TSMC Has Big Expectations for 20mm Chips

TSMC Has Big Expectations for 20mm Chips

Taiwan Semiconductor Manufacturing Co. (TSMC), has high hopes for its forthcoming 20-nanometer chip production process, which only increases industry speculation that Apple is planning to adopt the company’s chips for its iPhone and iPad devices in 2014.

Taiwan Semiconductor Manufacturing Co Ltd Chairman Chang attends an investors' conference in Taipei

AppleInsider:

Apple’s anticipated switch to TSMC from its current chip provider Samsung has been rumored for years, but has not yet become a reality. TSMC CEO Morris Chang made a bullish prediction last week that its 20-nanometer chips, which will go into production in 2014, will outsell its existing 28-nanometer chips in the first two years.

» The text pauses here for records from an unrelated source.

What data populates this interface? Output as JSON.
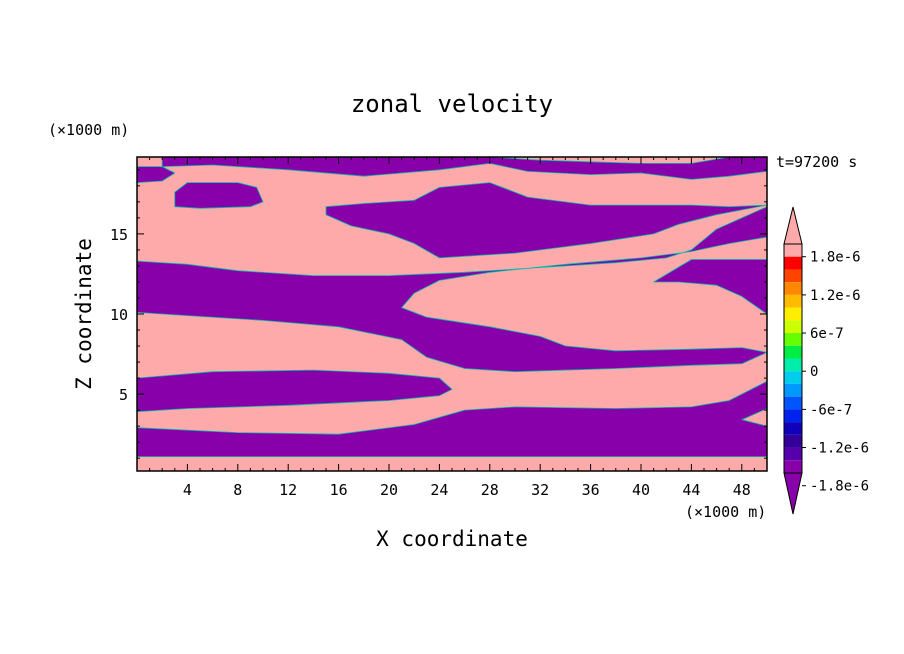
{
  "chart_data": {
    "type": "heatmap",
    "title": "zonal velocity",
    "xlabel": "X coordinate",
    "ylabel": "Z coordinate",
    "x_unit": "(×1000 m)",
    "y_unit": "(×1000 m)",
    "time_label": "t=97200 s",
    "xlim": [
      0,
      50
    ],
    "ylim": [
      0.2,
      19.8
    ],
    "x_ticks": [
      4,
      8,
      12,
      16,
      20,
      24,
      28,
      32,
      36,
      40,
      44,
      48
    ],
    "x_tick_labels": [
      "4",
      "8",
      "12",
      "16",
      "20",
      "24",
      "28",
      "32",
      "36",
      "40",
      "44",
      "48"
    ],
    "y_ticks": [
      5,
      10,
      15
    ],
    "y_tick_labels": [
      "5",
      "10",
      "15"
    ],
    "colorbar": {
      "levels": [
        "1.8e-6",
        "1.2e-6",
        "6e-7",
        "0",
        "-6e-7",
        "-1.2e-6",
        "-1.8e-6"
      ],
      "colors": [
        "#ffaaaa",
        "#ff0000",
        "#ff4400",
        "#ff8800",
        "#ffbb00",
        "#ffee00",
        "#ccff00",
        "#66ff00",
        "#00ee44",
        "#00eeaa",
        "#00ccee",
        "#0099ff",
        "#0055ff",
        "#0022ee",
        "#1100bb",
        "#330099",
        "#5500aa",
        "#8800aa"
      ],
      "extend": "both"
    },
    "positive_color": "#ffaaaa",
    "negative_color": "#8800aa",
    "negative_regions": [
      {
        "name": "band-z1",
        "points": [
          [
            0,
            2.9
          ],
          [
            8,
            2.6
          ],
          [
            16,
            2.5
          ],
          [
            22,
            3.1
          ],
          [
            26,
            4.0
          ],
          [
            30,
            4.2
          ],
          [
            38,
            4.1
          ],
          [
            44,
            4.2
          ],
          [
            47,
            4.6
          ],
          [
            50,
            5.8
          ],
          [
            50,
            4.1
          ],
          [
            48,
            3.4
          ],
          [
            50,
            3.0
          ],
          [
            50,
            1.1
          ],
          [
            0,
            1.1
          ]
        ]
      },
      {
        "name": "band-z5",
        "points": [
          [
            0,
            6.0
          ],
          [
            6,
            6.4
          ],
          [
            14,
            6.5
          ],
          [
            20,
            6.3
          ],
          [
            24,
            6.0
          ],
          [
            25,
            5.3
          ],
          [
            24,
            4.9
          ],
          [
            20,
            4.6
          ],
          [
            12,
            4.3
          ],
          [
            4,
            4.1
          ],
          [
            0,
            3.9
          ]
        ]
      },
      {
        "name": "band-z12",
        "points": [
          [
            0,
            13.3
          ],
          [
            4,
            13.1
          ],
          [
            8,
            12.7
          ],
          [
            14,
            12.4
          ],
          [
            20,
            12.4
          ],
          [
            26,
            12.6
          ],
          [
            32,
            12.9
          ],
          [
            38,
            13.2
          ],
          [
            42,
            13.5
          ],
          [
            44,
            14.0
          ],
          [
            46,
            15.3
          ],
          [
            50,
            16.7
          ],
          [
            50,
            14.8
          ],
          [
            47,
            14.4
          ],
          [
            44,
            13.9
          ],
          [
            40,
            13.5
          ],
          [
            34,
            13.1
          ],
          [
            28,
            12.6
          ],
          [
            24,
            12.1
          ],
          [
            22,
            11.3
          ],
          [
            21,
            10.4
          ],
          [
            23,
            9.8
          ],
          [
            28,
            9.2
          ],
          [
            32,
            8.6
          ],
          [
            34,
            8.0
          ],
          [
            38,
            7.7
          ],
          [
            44,
            7.8
          ],
          [
            48,
            7.9
          ],
          [
            50,
            7.6
          ],
          [
            48,
            6.9
          ],
          [
            44,
            6.8
          ],
          [
            38,
            6.6
          ],
          [
            30,
            6.4
          ],
          [
            26,
            6.6
          ],
          [
            23,
            7.3
          ],
          [
            21,
            8.4
          ],
          [
            16,
            9.2
          ],
          [
            10,
            9.6
          ],
          [
            4,
            9.9
          ],
          [
            0,
            10.1
          ]
        ]
      },
      {
        "name": "band-z13b",
        "points": [
          [
            41,
            12.0
          ],
          [
            44,
            13.4
          ],
          [
            50,
            13.4
          ],
          [
            50,
            10.0
          ],
          [
            48,
            11.1
          ],
          [
            46,
            11.8
          ],
          [
            43,
            12.0
          ]
        ]
      },
      {
        "name": "blob-z17",
        "points": [
          [
            15,
            16.7
          ],
          [
            18,
            16.9
          ],
          [
            22,
            17.1
          ],
          [
            24,
            17.9
          ],
          [
            28,
            18.2
          ],
          [
            31,
            17.3
          ],
          [
            36,
            16.8
          ],
          [
            40,
            16.8
          ],
          [
            44,
            16.8
          ],
          [
            47,
            16.7
          ],
          [
            50,
            16.8
          ],
          [
            46,
            16.2
          ],
          [
            43,
            15.6
          ],
          [
            41,
            15.0
          ],
          [
            36,
            14.4
          ],
          [
            30,
            13.8
          ],
          [
            24,
            13.5
          ],
          [
            22,
            14.4
          ],
          [
            20,
            15.0
          ],
          [
            17,
            15.5
          ],
          [
            15,
            16.2
          ]
        ]
      },
      {
        "name": "blob-z18",
        "points": [
          [
            3,
            16.7
          ],
          [
            5,
            16.6
          ],
          [
            9,
            16.7
          ],
          [
            10,
            17.0
          ],
          [
            9.5,
            17.9
          ],
          [
            8,
            18.2
          ],
          [
            4,
            18.2
          ],
          [
            3,
            17.6
          ]
        ]
      },
      {
        "name": "strip-top",
        "points": [
          [
            2,
            19.2
          ],
          [
            6,
            19.3
          ],
          [
            12,
            19.0
          ],
          [
            18,
            18.6
          ],
          [
            24,
            19.0
          ],
          [
            28,
            19.4
          ],
          [
            31,
            18.9
          ],
          [
            36,
            18.7
          ],
          [
            40,
            18.8
          ],
          [
            44,
            18.4
          ],
          [
            47,
            18.6
          ],
          [
            50,
            18.9
          ],
          [
            50,
            19.8
          ],
          [
            47,
            19.8
          ],
          [
            44,
            19.4
          ],
          [
            40,
            19.4
          ],
          [
            36,
            19.5
          ],
          [
            32,
            19.6
          ],
          [
            28,
            19.8
          ],
          [
            2,
            19.8
          ]
        ]
      },
      {
        "name": "strip-top-left",
        "points": [
          [
            0,
            18.2
          ],
          [
            2,
            18.3
          ],
          [
            3,
            18.8
          ],
          [
            2,
            19.2
          ],
          [
            0,
            19.2
          ]
        ]
      }
    ]
  }
}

While Chang wouldn’t comment directly on the Apple rumors, he did indicate that TSMC has had “enough discussions” with “enough customers” to believe that sales of the 20-nanometer chips will be “very large.”

Market watchers see his comments as an indication that Apple will become a TSMC 20-nanometer chip client next year. Currently all of Apple’s custom chips for their iOS devices are manufactured by frenemy Samsung.

Apple has a vested interest in reducing their reliance on Samsung for custom components for their devices, as the Korean company also competes with Apple by making its own tablets, phones, and computers. The two firms have been engaged in a number of patent infringement suits, with both sides charging the other has copied its devices and stolen their technology.

Patrick Liao, an analyst with Nomura Securities, says the threat of such technology theft is why firms like Nvidia and AMD deal with TSMC to make their chips instead of Samsung. Unlike Samsung, TSMC shows no interest in building its own consumer devices.